Thanks for entertaining this idea, Joshua
[1] http://search.cpan.org/~adamk/PPI-1.117/lib/PPI.pm
[2] http://search.cpan.org/~adamk/PPI-1.117/lib/PPI.pm#How_good_is_Good_Enough(T...)
"The goal for success was originally to be able to successfully parse 99% of all Perl documents contained in CPAN. [...] At time of writing there are only 28 non-Acme Perl modules in CPAN that PPI is incapable of parsing. Most of these are so badly broken they do not compile as Perl code anyway."
[3] http://search.cpan.org/~adamk/PPI-1.117/lib/PPI.pm#The_Tokenizer
"The target parsing rate for PPI is about 5000 lines per gigacycle. It is currently believed to be at about 1500, and main avenue for making it to the target speed has now become PPI::XS, a drop-in XS accelerator for PPI."
(At the time of this writing, PPI::XS is in the proof-of-concept stage)
[4] http://search.cpan.org/~adamk/PPI-Tester-0.06/
A wxPerl-based interactive PPI debugger/tester
[5] http://search.cpan.org/~adamk/PPI-1.117/lib/PPI.pm#The_PDOM_Class_Tree
On 3/9/2006, at 1:19, Joshua Keroes wrote:
The PPI module[1] on CPAN is designed to parse Perl (no small task there). It was designed for projected /exactly/ like TextMate.
TextMate needs a name assigned to each parsed entity so that scope selectors can be used (used to abstract visual styles away from the parser, apply settings to subsets of the document, limit key bindings, etc.).

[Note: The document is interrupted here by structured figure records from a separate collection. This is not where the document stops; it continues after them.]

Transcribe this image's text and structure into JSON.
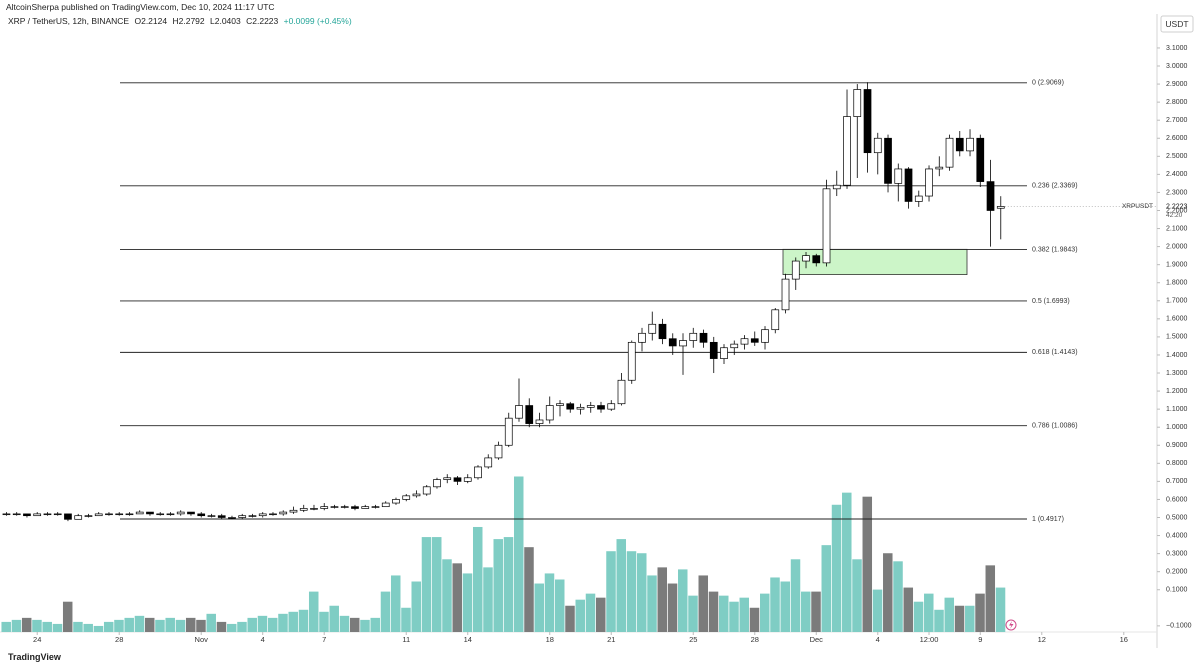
{
  "header": {
    "publisher": "AltcoinSherpa published on TradingView.com, Dec 10, 2024 11:17 UTC"
  },
  "footer": {
    "brand": "TradingView"
  },
  "chart_data": {
    "type": "candlestick",
    "title": "XRP / TetherUS, 12h, BINANCE",
    "ohlc_legend": [
      "O2.2124",
      "H2.2792",
      "L2.0403",
      "C2.2223"
    ],
    "change": "+0.0099 (+0.45%)",
    "symbol": "XRPUSDT",
    "currency": "USDT",
    "countdown": "42:20",
    "up_color": "#ffffff",
    "down_color": "#000000",
    "wick_color": "#000000",
    "volume_up_color": "#7fcdc4",
    "volume_down_color": "#7b7b7b",
    "fib_color": "#222222",
    "zone_color": "#ccf5c8",
    "open": [
      0.52,
      0.52,
      0.52,
      0.51,
      0.52,
      0.52,
      0.52,
      0.49,
      0.51,
      0.51,
      0.52,
      0.52,
      0.52,
      0.52,
      0.53,
      0.52,
      0.52,
      0.52,
      0.53,
      0.52,
      0.51,
      0.51,
      0.5,
      0.5,
      0.51,
      0.51,
      0.52,
      0.52,
      0.53,
      0.54,
      0.55,
      0.55,
      0.56,
      0.56,
      0.56,
      0.55,
      0.56,
      0.56,
      0.58,
      0.6,
      0.62,
      0.63,
      0.67,
      0.71,
      0.72,
      0.7,
      0.72,
      0.78,
      0.83,
      0.9,
      1.05,
      1.12,
      1.02,
      1.04,
      1.12,
      1.13,
      1.1,
      1.11,
      1.12,
      1.1,
      1.13,
      1.26,
      1.47,
      1.52,
      1.57,
      1.49,
      1.45,
      1.48,
      1.52,
      1.47,
      1.38,
      1.44,
      1.46,
      1.49,
      1.47,
      1.54,
      1.65,
      1.82,
      1.92,
      1.95,
      1.91,
      2.32,
      2.34,
      2.72,
      2.87,
      2.52,
      2.6,
      2.35,
      2.43,
      2.25,
      2.28,
      2.43,
      2.44,
      2.6,
      2.53,
      2.6,
      2.36,
      2.2124
    ],
    "high": [
      0.53,
      0.53,
      0.52,
      0.53,
      0.53,
      0.53,
      0.52,
      0.52,
      0.52,
      0.53,
      0.53,
      0.53,
      0.53,
      0.54,
      0.53,
      0.53,
      0.53,
      0.54,
      0.53,
      0.53,
      0.52,
      0.52,
      0.51,
      0.52,
      0.52,
      0.53,
      0.53,
      0.54,
      0.56,
      0.57,
      0.57,
      0.58,
      0.57,
      0.57,
      0.57,
      0.57,
      0.57,
      0.59,
      0.61,
      0.63,
      0.65,
      0.68,
      0.72,
      0.74,
      0.73,
      0.74,
      0.79,
      0.85,
      0.92,
      1.08,
      1.27,
      1.16,
      1.08,
      1.17,
      1.15,
      1.14,
      1.13,
      1.14,
      1.14,
      1.15,
      1.3,
      1.48,
      1.55,
      1.64,
      1.6,
      1.52,
      1.52,
      1.55,
      1.54,
      1.5,
      1.46,
      1.48,
      1.51,
      1.53,
      1.56,
      1.66,
      1.85,
      1.94,
      1.97,
      1.96,
      2.37,
      2.42,
      2.87,
      2.9,
      2.91,
      2.63,
      2.62,
      2.46,
      2.44,
      2.31,
      2.45,
      2.5,
      2.62,
      2.64,
      2.65,
      2.62,
      2.48,
      2.2792
    ],
    "low": [
      0.51,
      0.51,
      0.5,
      0.51,
      0.51,
      0.51,
      0.48,
      0.49,
      0.5,
      0.51,
      0.51,
      0.51,
      0.51,
      0.52,
      0.51,
      0.51,
      0.51,
      0.51,
      0.51,
      0.5,
      0.5,
      0.49,
      0.49,
      0.49,
      0.5,
      0.5,
      0.51,
      0.51,
      0.52,
      0.53,
      0.54,
      0.54,
      0.55,
      0.55,
      0.54,
      0.55,
      0.55,
      0.56,
      0.57,
      0.59,
      0.61,
      0.62,
      0.66,
      0.69,
      0.68,
      0.69,
      0.71,
      0.77,
      0.82,
      0.89,
      1.03,
      1.0,
      1.0,
      1.02,
      1.06,
      1.08,
      1.07,
      1.08,
      1.08,
      1.09,
      1.12,
      1.24,
      1.42,
      1.48,
      1.46,
      1.4,
      1.29,
      1.44,
      1.44,
      1.3,
      1.35,
      1.4,
      1.43,
      1.45,
      1.43,
      1.52,
      1.63,
      1.76,
      1.88,
      1.89,
      1.89,
      2.28,
      2.32,
      2.38,
      2.41,
      2.4,
      2.3,
      2.25,
      2.21,
      2.22,
      2.25,
      2.39,
      2.42,
      2.5,
      2.5,
      2.33,
      2.0,
      2.0403
    ],
    "close": [
      0.52,
      0.52,
      0.51,
      0.52,
      0.52,
      0.52,
      0.49,
      0.51,
      0.51,
      0.52,
      0.52,
      0.52,
      0.52,
      0.53,
      0.52,
      0.52,
      0.52,
      0.53,
      0.52,
      0.51,
      0.51,
      0.5,
      0.5,
      0.51,
      0.51,
      0.52,
      0.52,
      0.53,
      0.54,
      0.55,
      0.55,
      0.56,
      0.56,
      0.56,
      0.55,
      0.56,
      0.56,
      0.58,
      0.6,
      0.62,
      0.63,
      0.67,
      0.71,
      0.72,
      0.7,
      0.72,
      0.78,
      0.83,
      0.9,
      1.05,
      1.12,
      1.02,
      1.04,
      1.12,
      1.13,
      1.1,
      1.11,
      1.12,
      1.1,
      1.13,
      1.26,
      1.47,
      1.52,
      1.57,
      1.49,
      1.45,
      1.48,
      1.52,
      1.47,
      1.38,
      1.44,
      1.46,
      1.49,
      1.47,
      1.54,
      1.65,
      1.82,
      1.92,
      1.95,
      1.91,
      2.32,
      2.34,
      2.72,
      2.87,
      2.52,
      2.6,
      2.35,
      2.43,
      2.25,
      2.28,
      2.43,
      2.44,
      2.6,
      2.53,
      2.6,
      2.36,
      2.2,
      2.2223
    ],
    "volume": [
      10,
      12,
      14,
      12,
      10,
      8,
      30,
      10,
      8,
      6,
      10,
      12,
      14,
      16,
      14,
      12,
      14,
      12,
      14,
      12,
      18,
      10,
      8,
      10,
      14,
      16,
      14,
      18,
      20,
      22,
      40,
      20,
      26,
      16,
      14,
      12,
      14,
      40,
      56,
      24,
      50,
      94,
      94,
      72,
      68,
      58,
      104,
      64,
      92,
      94,
      154,
      84,
      48,
      58,
      52,
      26,
      32,
      38,
      34,
      80,
      92,
      80,
      78,
      56,
      64,
      48,
      62,
      36,
      56,
      40,
      36,
      30,
      34,
      24,
      38,
      54,
      50,
      72,
      40,
      40,
      86,
      126,
      138,
      72,
      134,
      42,
      78,
      70,
      44,
      30,
      38,
      22,
      34,
      26,
      26,
      38,
      66,
      44
    ],
    "volume_lim": [
      0,
      612
    ],
    "xlim": [
      -0.63,
      112.24
    ],
    "xticks": [
      {
        "value": 3,
        "label": "24"
      },
      {
        "value": 11,
        "label": "28"
      },
      {
        "value": 19,
        "label": "Nov"
      },
      {
        "value": 25,
        "label": "4"
      },
      {
        "value": 31,
        "label": "7"
      },
      {
        "value": 39,
        "label": "11"
      },
      {
        "value": 45,
        "label": "14"
      },
      {
        "value": 53,
        "label": "18"
      },
      {
        "value": 59,
        "label": "21"
      },
      {
        "value": 67,
        "label": "25"
      },
      {
        "value": 73,
        "label": "28"
      },
      {
        "value": 79,
        "label": "Dec"
      },
      {
        "value": 85,
        "label": "4"
      },
      {
        "value": 90,
        "label": "12:00"
      },
      {
        "value": 95,
        "label": "9"
      },
      {
        "value": 101,
        "label": "12"
      },
      {
        "value": 109,
        "label": "16"
      }
    ],
    "ylim": [
      -0.134,
      3.288
    ],
    "yticks": [
      {
        "value": 3.1,
        "label": "3.1000"
      },
      {
        "value": 3.0,
        "label": "3.0000"
      },
      {
        "value": 2.9,
        "label": "2.9000"
      },
      {
        "value": 2.8,
        "label": "2.8000"
      },
      {
        "value": 2.7,
        "label": "2.7000"
      },
      {
        "value": 2.6,
        "label": "2.6000"
      },
      {
        "value": 2.5,
        "label": "2.5000"
      },
      {
        "value": 2.4,
        "label": "2.4000"
      },
      {
        "value": 2.3,
        "label": "2.3000"
      },
      {
        "value": 2.2,
        "label": "2.2000"
      },
      {
        "value": 2.1,
        "label": "2.1000"
      },
      {
        "value": 2.0,
        "label": "2.0000"
      },
      {
        "value": 1.9,
        "label": "1.9000"
      },
      {
        "value": 1.8,
        "label": "1.8000"
      },
      {
        "value": 1.7,
        "label": "1.7000"
      },
      {
        "value": 1.6,
        "label": "1.6000"
      },
      {
        "value": 1.5,
        "label": "1.5000"
      },
      {
        "value": 1.4,
        "label": "1.4000"
      },
      {
        "value": 1.3,
        "label": "1.3000"
      },
      {
        "value": 1.2,
        "label": "1.2000"
      },
      {
        "value": 1.1,
        "label": "1.1000"
      },
      {
        "value": 1.0,
        "label": "1.0000"
      },
      {
        "value": 0.9,
        "label": "0.9000"
      },
      {
        "value": 0.8,
        "label": "0.8000"
      },
      {
        "value": 0.7,
        "label": "0.7000"
      },
      {
        "value": 0.6,
        "label": "0.6000"
      },
      {
        "value": 0.5,
        "label": "0.5000"
      },
      {
        "value": 0.4,
        "label": "0.4000"
      },
      {
        "value": 0.3,
        "label": "0.3000"
      },
      {
        "value": 0.2,
        "label": "0.2000"
      },
      {
        "value": 0.1,
        "label": "0.1000"
      },
      {
        "value": -0.1,
        "label": "−0.1000"
      }
    ],
    "fib_levels": [
      {
        "value": 2.9069,
        "label": "0 (2.9069)"
      },
      {
        "value": 2.3369,
        "label": "0.236 (2.3369)"
      },
      {
        "value": 1.9843,
        "label": "0.382 (1.9843)"
      },
      {
        "value": 1.6993,
        "label": "0.5 (1.6993)"
      },
      {
        "value": 1.4143,
        "label": "0.618 (1.4143)"
      },
      {
        "value": 1.0086,
        "label": "0.786 (1.0086)"
      },
      {
        "value": 0.4917,
        "label": "1 (0.4917)"
      }
    ],
    "zone": {
      "low": 1.845,
      "high": 1.985
    }
  }
}
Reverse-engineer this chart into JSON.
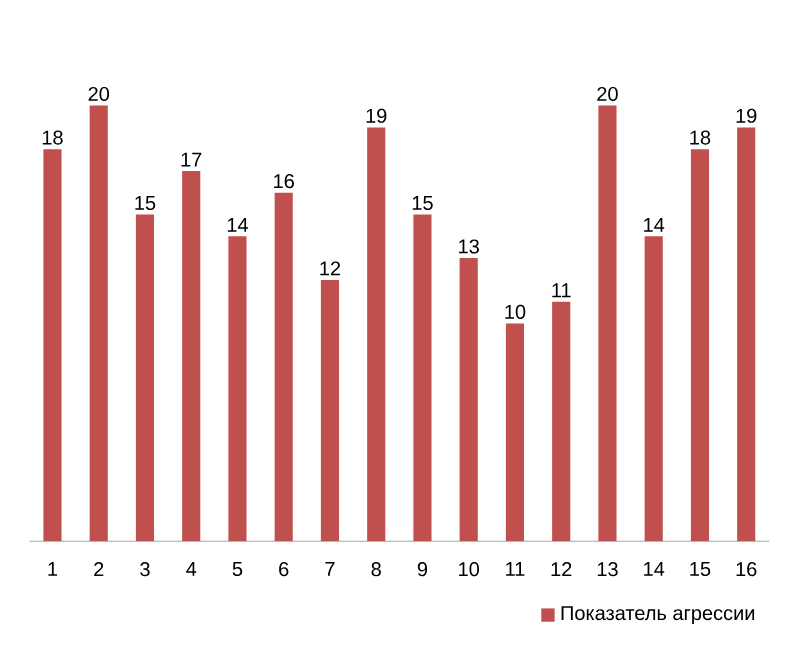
{
  "chart_data": {
    "type": "bar",
    "categories": [
      "1",
      "2",
      "3",
      "4",
      "5",
      "6",
      "7",
      "8",
      "9",
      "10",
      "11",
      "12",
      "13",
      "14",
      "15",
      "16"
    ],
    "series": [
      {
        "name": "Показатель агрессии",
        "color": "#c0504d",
        "values": [
          18,
          20,
          15,
          17,
          14,
          16,
          12,
          19,
          15,
          13,
          10,
          11,
          20,
          14,
          18,
          19
        ]
      }
    ],
    "data_labels": true,
    "legend": "bottom right"
  }
}
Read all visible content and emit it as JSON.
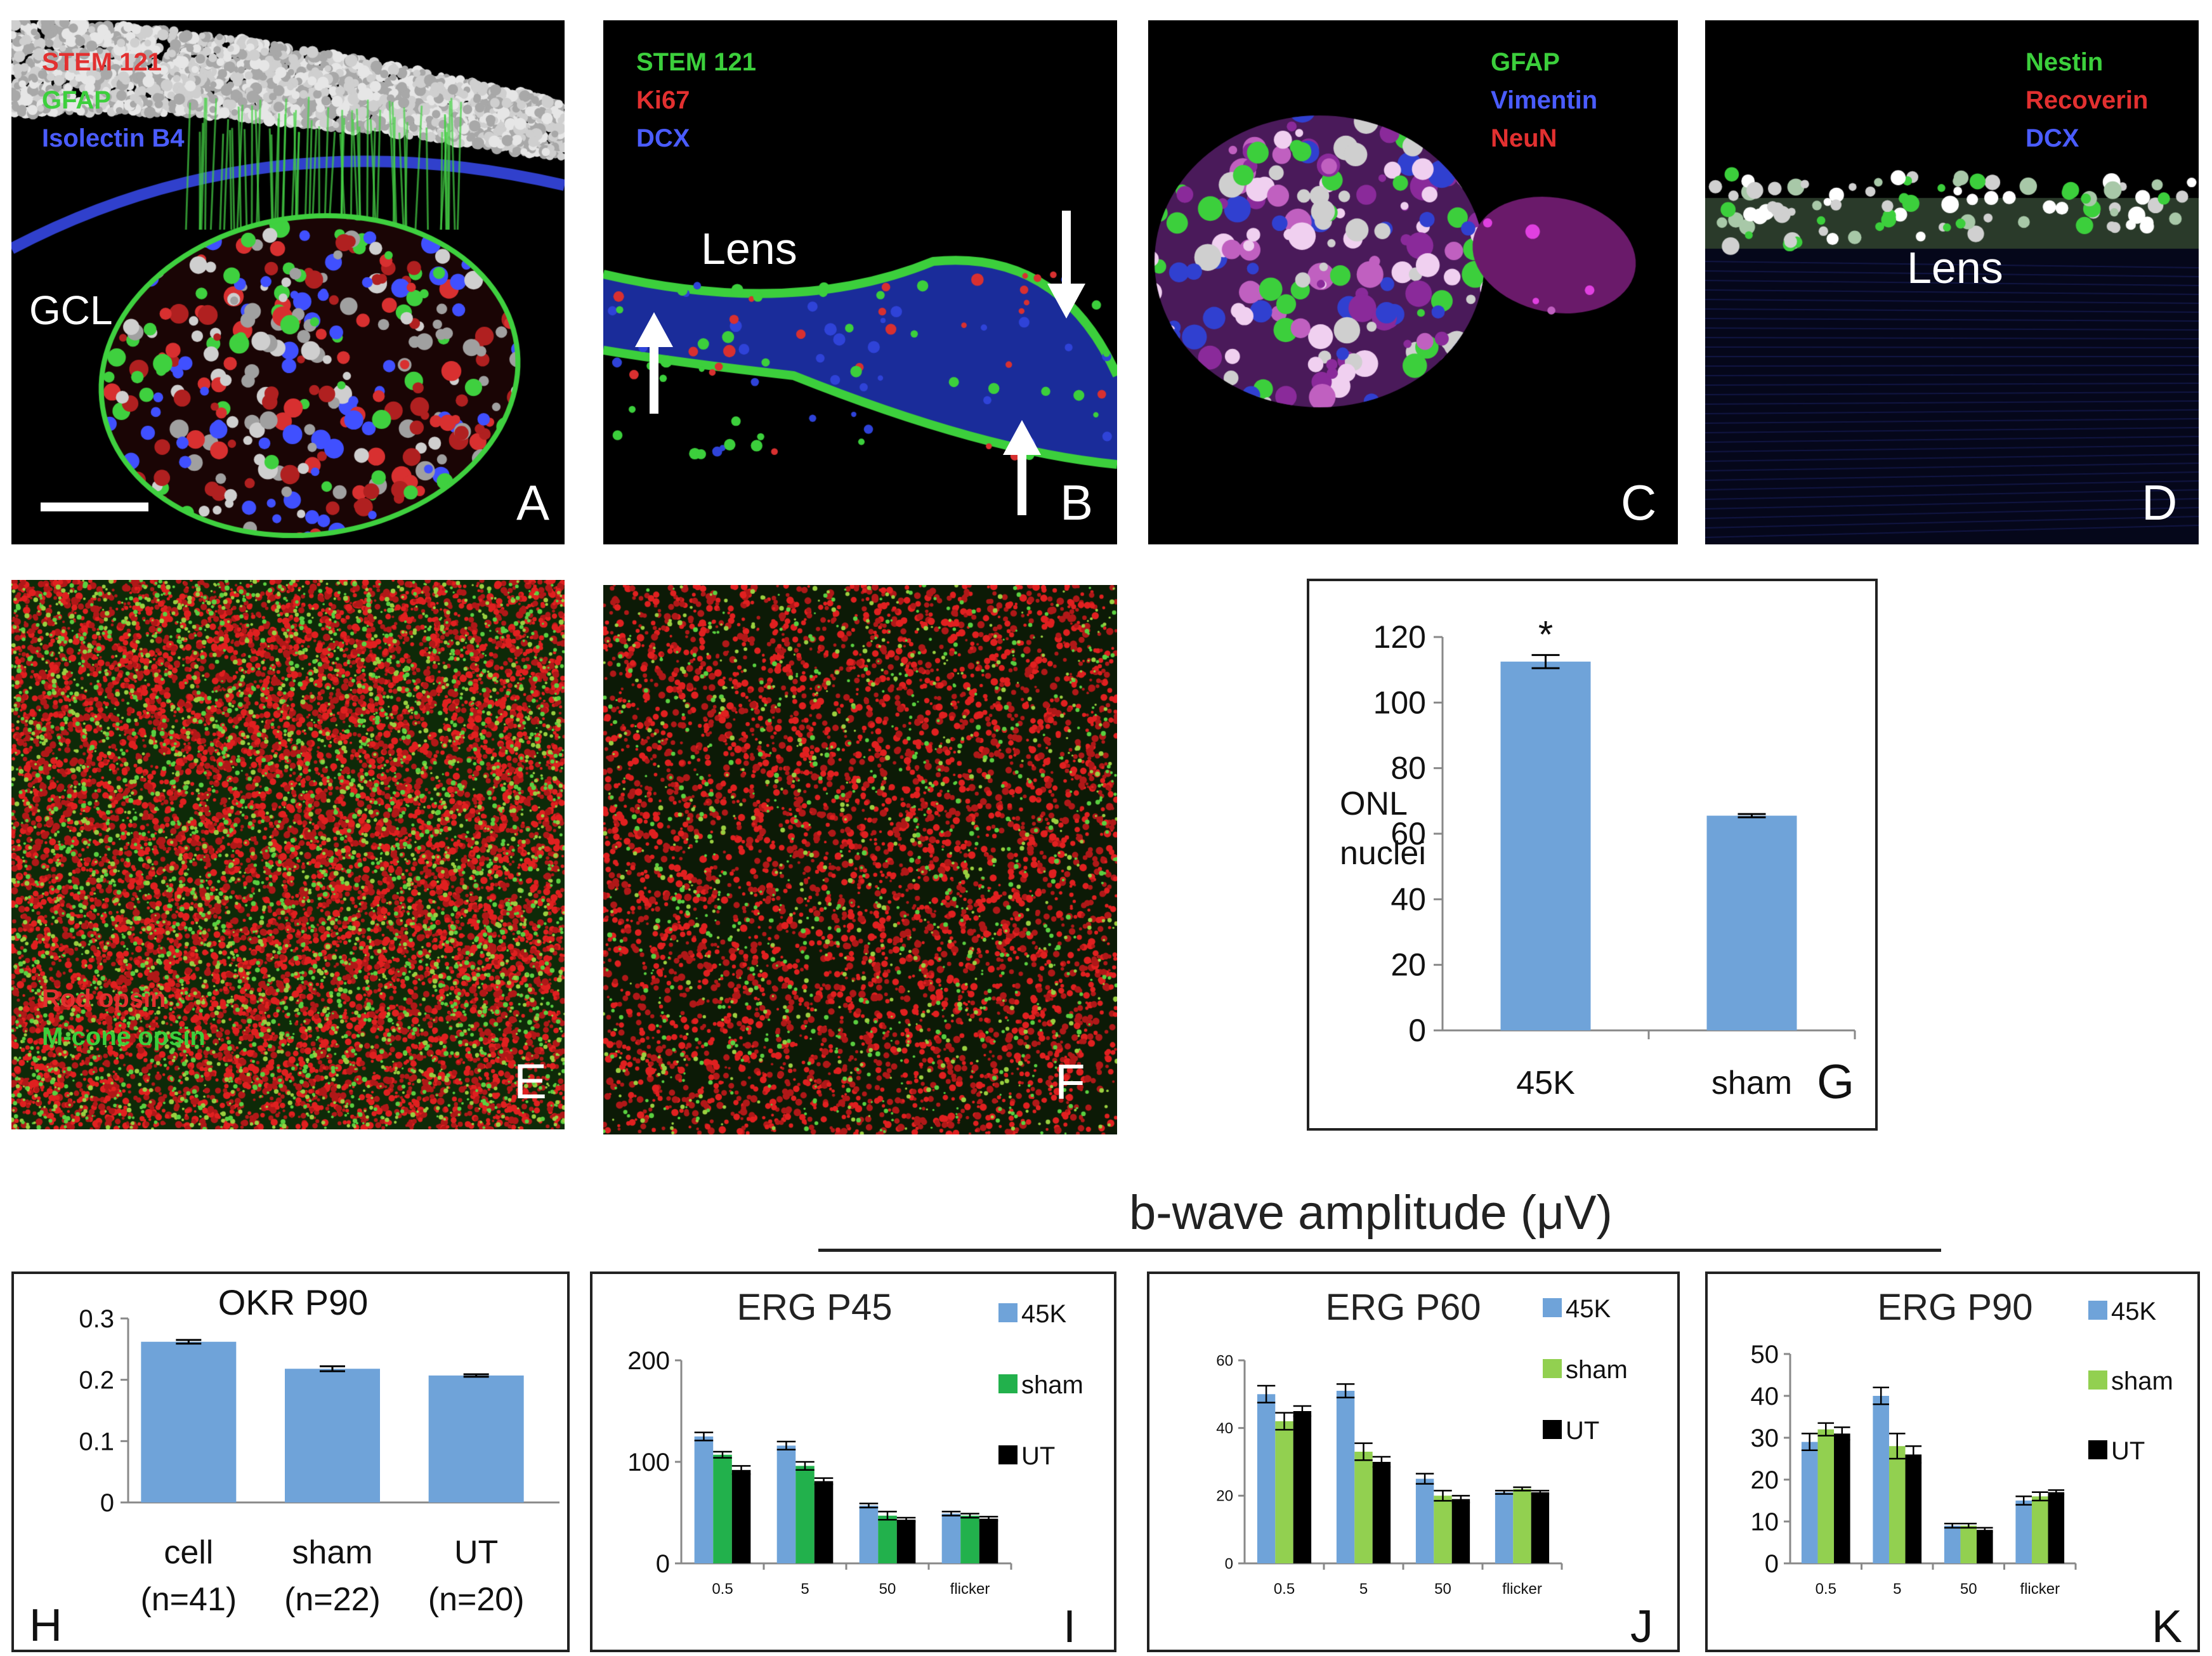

It needs grammars to be able to include each other, e.g. Perl here- docs include the HTML grammar when the token is HTML, the HTML (Mason) grammar includes Perl inside <% … %> etc.
If each language had its own custom parser, this would not be feasible, and it would significantly lower the barrier to language grammar hacking.
Not to mention that TM needs to constantly re-parse the document when it is being edited, but only the part of the document actually changed. E.g. if you add a keyword at line 10,325 then only that line should be re-parsed, though had you added ‘=begin’ then it needs to re-parse until it sees ‘=end’ -- stand-alone parsers like PPI are not made for these things.